We won’t be focussing on various legacy ins and outs, such as the number of USB sockets, or lack of, for your audio interface, and so on. With so many dongle and docking options available, this shouldn’t be a deciding factor in your purchasing journey. In this guide we’re talking sheer horsepower for music-making. For example, can your portable rig cope with large multitrack sessions, running handfuls of plugins and MIDI instruments? Want to take a closer look? Hit the ‘product guide & reviews’ button above.
Frequently Asked Questions
Best Budget Laptop For Music Production?
Unfortunately in the world of audio production the faster the better, so as to avoid crashes and glitches or latency loss in the middle of recordings. The top laptops for audio production we have looked at in this article all make for reasonably priced budget options.
The best value for money in our opinion would be the Alienware or the Razor Blade Stealth, each are gaming laptops with high-end graphics that have good sound processing capability, they have superior CPUs and great clock speeds and fair RAM and storage. They aren’t however exactly cheap.
The cheapest option on our list is the tablet option, the Lenovo yoga book, but it only runs an Android operating system so won’t manage most full DAW. It makes for a good option if cash is of concern, for younger users and those just curiously branching out into songwriting. There are a decent amount of Apps that have great content for basic audio production. If your budget simply won’t stretch to the $1000 dollar mark this might be an ideal starting point for you.
Which Is Better For Music Production – Laptop or Desktop?
Ultimately a desktop is better for music production especially considering that they can be upgraded and built-on with relative ease. Though much more capable, they have their drawbacks meaning they need to be set up and remain where they are located. They are a worthy investment if you’re serious about setting up a home studio, however, we live in a modern world that is constantly on the move and being able to take your work with you is every bit as valuable.
If you already have a studio set-up a laptop for music production essential tools for taking those hours of endless editing home with you to be done in more comfortable surroundings.
There are some great laptops around which bring with them their smaller footprint and the convenience of being able to set up shop at a moments notice in any situation, however, the truly capable ones with the ideal set of specs can set you back in excess of $2500.

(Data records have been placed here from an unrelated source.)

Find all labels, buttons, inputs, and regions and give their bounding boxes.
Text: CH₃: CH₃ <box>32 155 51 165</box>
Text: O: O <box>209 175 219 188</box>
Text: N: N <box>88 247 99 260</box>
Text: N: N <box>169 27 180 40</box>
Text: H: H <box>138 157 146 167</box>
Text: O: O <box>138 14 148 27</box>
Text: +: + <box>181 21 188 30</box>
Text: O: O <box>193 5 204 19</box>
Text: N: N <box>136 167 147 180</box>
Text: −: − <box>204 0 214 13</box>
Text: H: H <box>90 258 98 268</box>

If you are investing in a new laptop that can specifically handle your DAW workloads you will need one with a good number of USB ports (ideally 3.0 or Thunderbolt), a great processor, fast memory speeds, 16+ GB of RAM and a decent amount of SSD storage.
There is a good chance you’ll have lots of programs and tabs open at the same time and you will need the ability to add at least 1 extra screen (many people use 2 or 3). These usage requirements use a lot of RAM and graphic power, respectively. I recommend getting at least 16GB RAM if at all possible.
Most important for audio processing is a CPU with fast single-core performance. This will allow you to get your mixes into a single file much quicker and process effects and chains without the CPU needing to wait, among many other benefits. 8th generation Intel i7 processors are the best, followed by Intel i5. 7th generation processors are also excellent.